Ohio Gov. Ted Strickland today signed into law a bill that was written in an effort to root out stranger-originated life insurance
The new amendments to Ohio insurance law “recognize a shared responsibility of the life settlement industry, life insurance companies and the [insurance] department to protect consumers against STOLI transactions,” says Mary Jo Hudson, director of the Ohio Department of Insurance.
The bill, H.B. 404, officially amends the state Viatical Settlement Act. Under the new law, the department will have more authority over life settlements, and life settlement brokers and providers are required to give insurers more information before engaging in a life settlement.
Life insurers will have to ask specific questions aimed at uncovering STOLI schemes and report suspected schemes to the department.
The Ohio law also limits the ability of consumers who use certain types of premium financing arrangements to sell life insurance policies within 5 years of buying the policies.
A policyholder can sell a life policy during the 5-year restricted period if the policyholder has experienced a life-changing event such as illness, unemployment or the death of an intended beneficiary.
“Gov. Strickland and the Ohio legislature have taken major steps towards deterring STOLI abuses by enacting a strong bill,” says Frank Keating, president of the American Council of Life Insurers, Washington.
Keating singled out the increase in the department’s authority and the 5-year restricted period for praise.
Doug Head, executive director of the Life Insurance Settlement Association, Orlando, Fla., says the version of H.B. 404 signed by Strickland was a “massive improvement” over the original version of the bill that came out of the state House of Representatives, and that LISA is “generally pleased” with the bill becoming law.
While LISA has maintained a strong opposition to the type of 5-year restriction on sales outlined in a model act approved by the National Association of Insurance Commissioners, Kansas City, Mo., Head says the Ohio ban is “significantly different” and involves more of a shared responsibility between the life insurance carrier that issues a policy and the policyholder seeking to sell the policy on the secondary market.

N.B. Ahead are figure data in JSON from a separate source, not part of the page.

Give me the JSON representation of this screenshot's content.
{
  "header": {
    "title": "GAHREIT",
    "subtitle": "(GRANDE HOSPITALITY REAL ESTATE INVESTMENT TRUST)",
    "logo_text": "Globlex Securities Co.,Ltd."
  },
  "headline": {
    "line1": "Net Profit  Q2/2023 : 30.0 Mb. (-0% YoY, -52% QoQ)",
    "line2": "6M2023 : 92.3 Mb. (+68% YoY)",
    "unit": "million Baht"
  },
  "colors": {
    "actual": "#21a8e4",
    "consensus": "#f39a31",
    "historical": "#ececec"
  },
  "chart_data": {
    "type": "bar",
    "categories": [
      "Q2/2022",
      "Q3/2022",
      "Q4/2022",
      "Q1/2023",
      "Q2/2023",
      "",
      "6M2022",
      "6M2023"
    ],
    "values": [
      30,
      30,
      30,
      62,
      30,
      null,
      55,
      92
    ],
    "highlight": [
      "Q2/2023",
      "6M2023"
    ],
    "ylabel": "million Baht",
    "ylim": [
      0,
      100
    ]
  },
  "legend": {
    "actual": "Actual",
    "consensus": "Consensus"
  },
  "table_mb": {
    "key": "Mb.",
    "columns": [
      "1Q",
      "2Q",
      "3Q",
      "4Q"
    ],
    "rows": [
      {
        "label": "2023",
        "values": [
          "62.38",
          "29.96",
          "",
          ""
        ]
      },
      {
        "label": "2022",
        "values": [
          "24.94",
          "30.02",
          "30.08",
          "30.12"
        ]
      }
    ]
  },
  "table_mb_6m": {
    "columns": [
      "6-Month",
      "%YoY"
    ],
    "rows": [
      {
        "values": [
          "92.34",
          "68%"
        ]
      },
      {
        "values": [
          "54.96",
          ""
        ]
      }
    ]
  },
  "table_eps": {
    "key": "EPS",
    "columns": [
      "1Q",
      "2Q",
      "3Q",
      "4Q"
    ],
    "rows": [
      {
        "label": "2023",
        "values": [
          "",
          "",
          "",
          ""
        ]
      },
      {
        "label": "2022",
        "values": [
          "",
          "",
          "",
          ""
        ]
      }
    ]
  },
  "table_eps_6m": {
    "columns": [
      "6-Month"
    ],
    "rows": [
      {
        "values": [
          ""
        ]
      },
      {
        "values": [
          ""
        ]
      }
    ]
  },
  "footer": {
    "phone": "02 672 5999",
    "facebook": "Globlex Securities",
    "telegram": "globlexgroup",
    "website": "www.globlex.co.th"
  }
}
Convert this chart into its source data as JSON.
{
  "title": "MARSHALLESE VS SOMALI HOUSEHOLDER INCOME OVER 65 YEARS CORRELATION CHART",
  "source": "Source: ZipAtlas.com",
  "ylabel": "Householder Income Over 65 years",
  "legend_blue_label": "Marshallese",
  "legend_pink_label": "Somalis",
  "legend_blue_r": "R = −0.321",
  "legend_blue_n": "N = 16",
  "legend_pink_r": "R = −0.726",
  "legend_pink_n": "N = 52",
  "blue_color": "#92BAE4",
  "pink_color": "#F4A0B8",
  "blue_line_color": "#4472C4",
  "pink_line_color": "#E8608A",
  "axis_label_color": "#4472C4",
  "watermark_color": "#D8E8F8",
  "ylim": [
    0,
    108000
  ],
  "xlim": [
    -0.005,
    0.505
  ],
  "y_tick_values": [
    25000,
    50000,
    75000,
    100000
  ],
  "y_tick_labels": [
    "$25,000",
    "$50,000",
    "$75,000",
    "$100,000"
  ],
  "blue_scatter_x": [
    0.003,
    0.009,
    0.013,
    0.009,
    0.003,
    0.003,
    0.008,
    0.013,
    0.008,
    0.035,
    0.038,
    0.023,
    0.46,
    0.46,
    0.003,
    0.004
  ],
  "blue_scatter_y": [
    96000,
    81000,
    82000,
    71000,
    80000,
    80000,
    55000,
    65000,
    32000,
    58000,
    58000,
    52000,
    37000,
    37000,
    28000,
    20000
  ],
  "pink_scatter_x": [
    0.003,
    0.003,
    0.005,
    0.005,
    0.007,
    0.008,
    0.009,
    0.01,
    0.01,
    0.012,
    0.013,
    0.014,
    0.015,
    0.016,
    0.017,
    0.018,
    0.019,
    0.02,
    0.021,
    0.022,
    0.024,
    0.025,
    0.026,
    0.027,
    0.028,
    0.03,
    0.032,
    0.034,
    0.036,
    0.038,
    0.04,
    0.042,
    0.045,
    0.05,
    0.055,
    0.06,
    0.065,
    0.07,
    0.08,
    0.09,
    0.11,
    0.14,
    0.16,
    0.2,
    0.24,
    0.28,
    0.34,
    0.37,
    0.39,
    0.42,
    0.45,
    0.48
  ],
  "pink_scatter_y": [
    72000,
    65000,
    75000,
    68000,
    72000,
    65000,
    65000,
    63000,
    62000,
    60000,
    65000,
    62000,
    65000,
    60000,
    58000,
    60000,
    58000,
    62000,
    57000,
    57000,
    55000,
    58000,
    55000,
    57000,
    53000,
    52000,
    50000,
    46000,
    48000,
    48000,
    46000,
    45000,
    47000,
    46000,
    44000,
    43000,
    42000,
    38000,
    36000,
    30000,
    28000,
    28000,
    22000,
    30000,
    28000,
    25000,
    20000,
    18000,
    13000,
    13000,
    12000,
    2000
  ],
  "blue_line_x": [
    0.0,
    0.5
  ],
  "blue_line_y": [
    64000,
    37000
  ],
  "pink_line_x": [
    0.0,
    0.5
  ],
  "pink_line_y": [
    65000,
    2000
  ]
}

“It shifts the burden of proof” from the policyholder back to the carrier after a 2-year period, and it removes some of the more restrictive language included in the NAIC model, Head says.
In addition, Head says; the bill’s provision requiring carriers to report instances of STOLI is “going to produce interesting results.” Head says he is unaware of any instances in which a carrier has reported STOLI cases involving its own agents.
But the bill may be difficult for the Ohio department to administer, Head says.
Life agents groups are praising the bill.
“STOLI transactions violate the essential social purpose of life insurance, which is protection,” says Jeffrey Taggart, president of the National Association of Insurance and Financial Advisors, Falls Church, Va. “Life insurance was not intended to be used as a vehicle for financial speculation on human life.”
David Stertzer, chief executive officer of the Association for Advanced Life Underwriting, Falls Church, noted that his group was among the first to call for measures to combat STOLI, and that the group testified on behalf of the Ohio bill as it made its way through the state legislature.
The bill “is a great example of how to deal with abuse while protecting legitimate practices,” Stertzer says.